Zwei weitere RCC-Mitglieder, Bechir al-Houadi und Jaouad Hamsa wurden 1975 ermordet, Omar Mehichi fiel 1984 einem Anschlag zum Opfer. Und Abdel-Monem al-Houni, der 25 Jahre lang Dissident gewesen war und sich erst 2010 wieder mit Gaddafi versöhnt hatte, trat mit Beginn des Aufstands im Februar als Repräsentant Libyens bei der Arabischen Liga zurück. Von den zwölf Mitgliedern des ehemaligen Kommandorats sind damit nur noch drei übrig geblieben: Abu Bakr Yunis Jaber (der inzwischen zu den Aufständischen übergelaufen ist), Major Khouildi Hamidi und General Mustafa Kharoubi. Alle drei waren längst auf unbedeutende Posten abgeschoben worden.
Gefährten gegen Söhne getauscht
Schritt für Schritt tauschte Gaddafi seine alten Gefährten in hohen Positionen gegen seine Söhne al-Saadi, Mutasim, Mohammed und Khamis aus. Nach dem Scheitern der "Öffnungspolitik" machte er schließlich im Oktober 2010 seinen Sohn Saif al-Islam zum "Koordinator der Volksmacht", was allgemeines Erstaunen hervorrief. Saif al-Islam wurde damit eine Art Staatsoberhaupt, dem die wichtigsten Machtorgane unterstehen: der Allgemeine Volkskongress (das Parlament), das Allgemeine Volkskomitee (die Regierung) und die Sicherheitsorgane.
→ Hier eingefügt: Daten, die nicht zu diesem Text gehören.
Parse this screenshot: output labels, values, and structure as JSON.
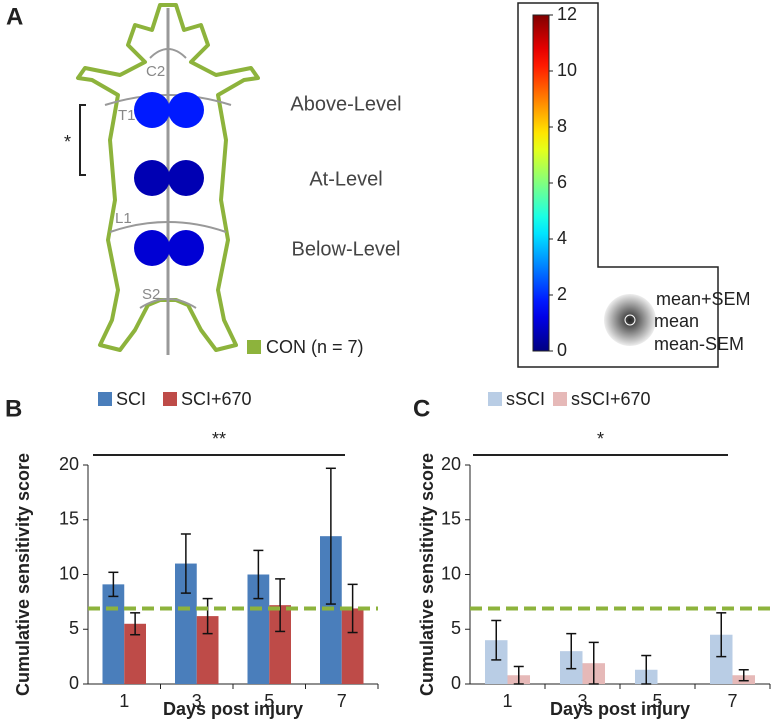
{
  "panel_a": {
    "label": "A",
    "levels": [
      "C2",
      "T1",
      "L1",
      "S2"
    ],
    "regions": [
      {
        "name": "Above-Level",
        "mean": 1.8
      },
      {
        "name": "At-Level",
        "mean": 0.6
      },
      {
        "name": "Below-Level",
        "mean": 1.0
      }
    ],
    "significance": "*",
    "group": "CON (n = 7)",
    "group_color": "#8db33c",
    "colorbar": {
      "lim": [
        0,
        12
      ],
      "ticks": [
        0,
        2,
        4,
        6,
        8,
        10,
        12
      ]
    },
    "legend": [
      "mean+SEM",
      "mean",
      "mean-SEM"
    ]
  },
  "chart_data": [
    {
      "type": "bar",
      "panel_label": "B",
      "xlabel": "Days post injury",
      "ylabel": "Cumulative sensitivity score",
      "categories": [
        "1",
        "3",
        "5",
        "7"
      ],
      "series": [
        {
          "name": "SCI",
          "color": "#4a7ebb",
          "values": [
            9.1,
            11.0,
            10.0,
            13.5
          ],
          "errors": [
            1.1,
            2.7,
            2.2,
            6.2
          ]
        },
        {
          "name": "SCI+670",
          "color": "#be4b48",
          "values": [
            5.5,
            6.2,
            7.2,
            6.9
          ],
          "errors": [
            1.0,
            1.6,
            2.4,
            2.2
          ]
        }
      ],
      "reference_line": {
        "value": 6.9,
        "color": "#8db33c"
      },
      "significance": "**",
      "ylim": [
        0,
        20
      ],
      "yticks": [
        0,
        5,
        10,
        15,
        20
      ]
    },
    {
      "type": "bar",
      "panel_label": "C",
      "xlabel": "Days post injury",
      "ylabel": "Cumulative sensitivity score",
      "categories": [
        "1",
        "3",
        "5",
        "7"
      ],
      "series": [
        {
          "name": "sSCI",
          "color": "#b9cde5",
          "values": [
            4.0,
            3.0,
            1.3,
            4.5
          ],
          "errors": [
            1.8,
            1.6,
            1.3,
            2.0
          ]
        },
        {
          "name": "sSCI+670",
          "color": "#e6b9b8",
          "values": [
            0.8,
            1.9,
            null,
            0.8
          ],
          "errors": [
            0.8,
            1.9,
            null,
            0.5
          ]
        }
      ],
      "reference_line": {
        "value": 6.9,
        "color": "#8db33c"
      },
      "significance": "*",
      "ylim": [
        0,
        20
      ],
      "yticks": [
        0,
        5,
        10,
        15,
        20
      ]
    }
  ]
}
Im April 2010 ließ Gaddafi den Gefängniskomplex Abu Salim am Stadtrand von Tripolis abreißen, womit zweifellos die Spuren eines Massakers verwischen werden sollten. Nach Angaben von NGOs wurden in diesem Hochsicherheitsgefängnis 1996 mehr als 1 200 politische Gefangene umgebracht. In diesem erstickenden politischen Klima wurde bereits die Absicht, eine friedliche Demonstration zu organisieren, mit schweren Gefängnisstrafen belegt. So wurden die Aktivisten Jamal al-Haji und Faraj Saleh Hmeed im Februar 2007 von einem Staatssicherheitsgericht zu 12 und 15 Jahren Gefängnis verurteilt, weil sie, gemeinsam mit zehn anderen, die ebenfalls vor Gericht gestellt wurden, zu einer friedlichen Kundgebung in Tripolis aufgerufen hatten. Damit wollten sie an die ein Jahr zuvor bei Zusammenstößen mit den Sicherheitskräften getöteten Demonstranten erinnern. Dasselbe Staatssicherheitsgericht verurteilte im Juni 2008 den Menschenrechtsaktivisten Idriss Boufayed zu 25 Jahren Haft. Die Anklage lautete auf Verschwörung gegen den Staat und Spionage, weil sich Boufayed mit einem in Tripolis akkreditierten US-Diplomaten getroffen hatte.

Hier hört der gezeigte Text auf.